Congrats!
You should hire a lawyer. You might not think this is a helpful answer, but it really is.
You are looking for IP assignment, invention assignment, or work-for-hire. It may look something like
this but not necessarily. Sometimes it’s in a separate agreement, as in this example, but it’s often buried in the terms of a larger employment agreement. There is no standard structure; what you’d need to look for are the specific terms. Contracts can look very different depending on counsel and even how frequently the company needs to change one or the other agreement.

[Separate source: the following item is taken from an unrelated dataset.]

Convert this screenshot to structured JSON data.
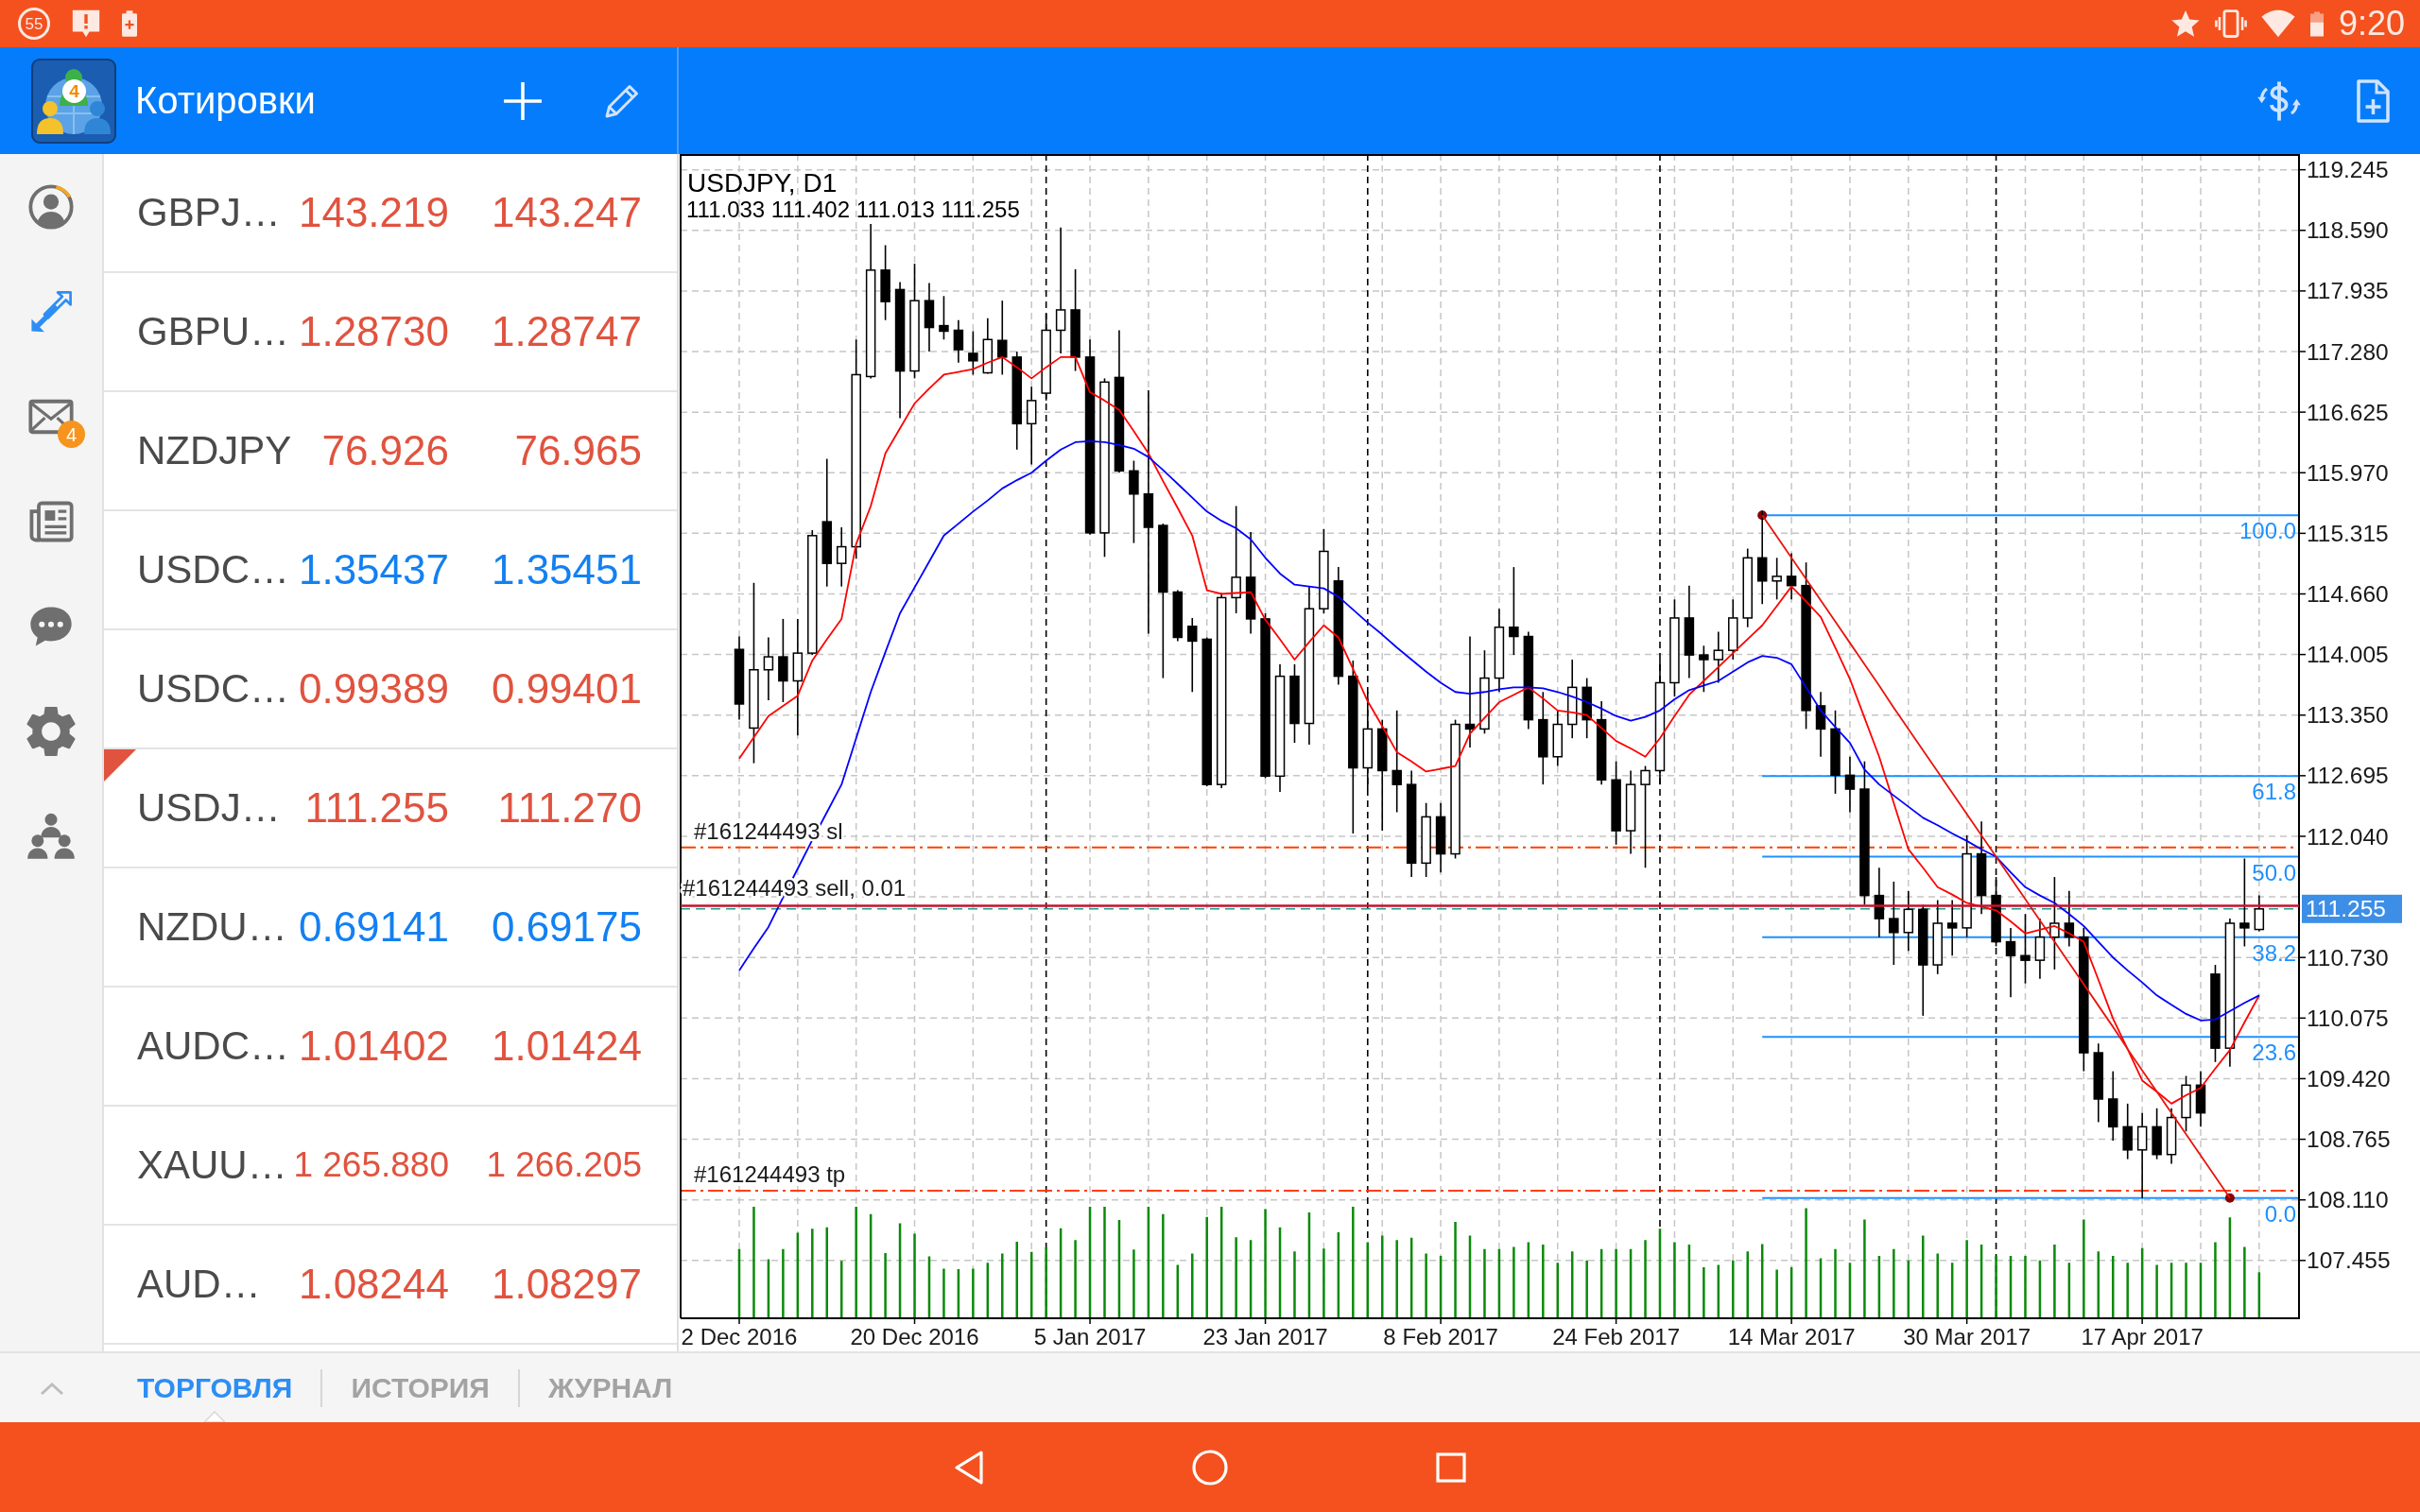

The meaning of the agreement also depends upon the intentions of the employer, their counsel, state law, and common law. For example, in California the terms of an IP assignment agreement are automatically limited to the IP created in the course of work or using your employers equipment. In other states, a similarly worded agreement would grant the employer unlimited rights to anything created as long as the contract is in effect. There is a lot of variability here and you need to do a lot of reading and learning to understand exactly what your employment agreement means.
That’s why I suggested hiring a lawyer a year ago. I wasn’t trying to waste your money. You are asking questions that only an attorney can reasonably answer.
Very common. There is a default state for copyright (work for hire) but it’s pretty limited and only applies in specific cases. Most employers aren’t gonna rely on automatic work for hire unless they... well, to be frank, unless they didn’t hire a lawyer to write your employment agreement.
I’ve never worked a job in either the US or Canada that didn’t have an IP assignment clause, even **** retail jobs when I was a teenager.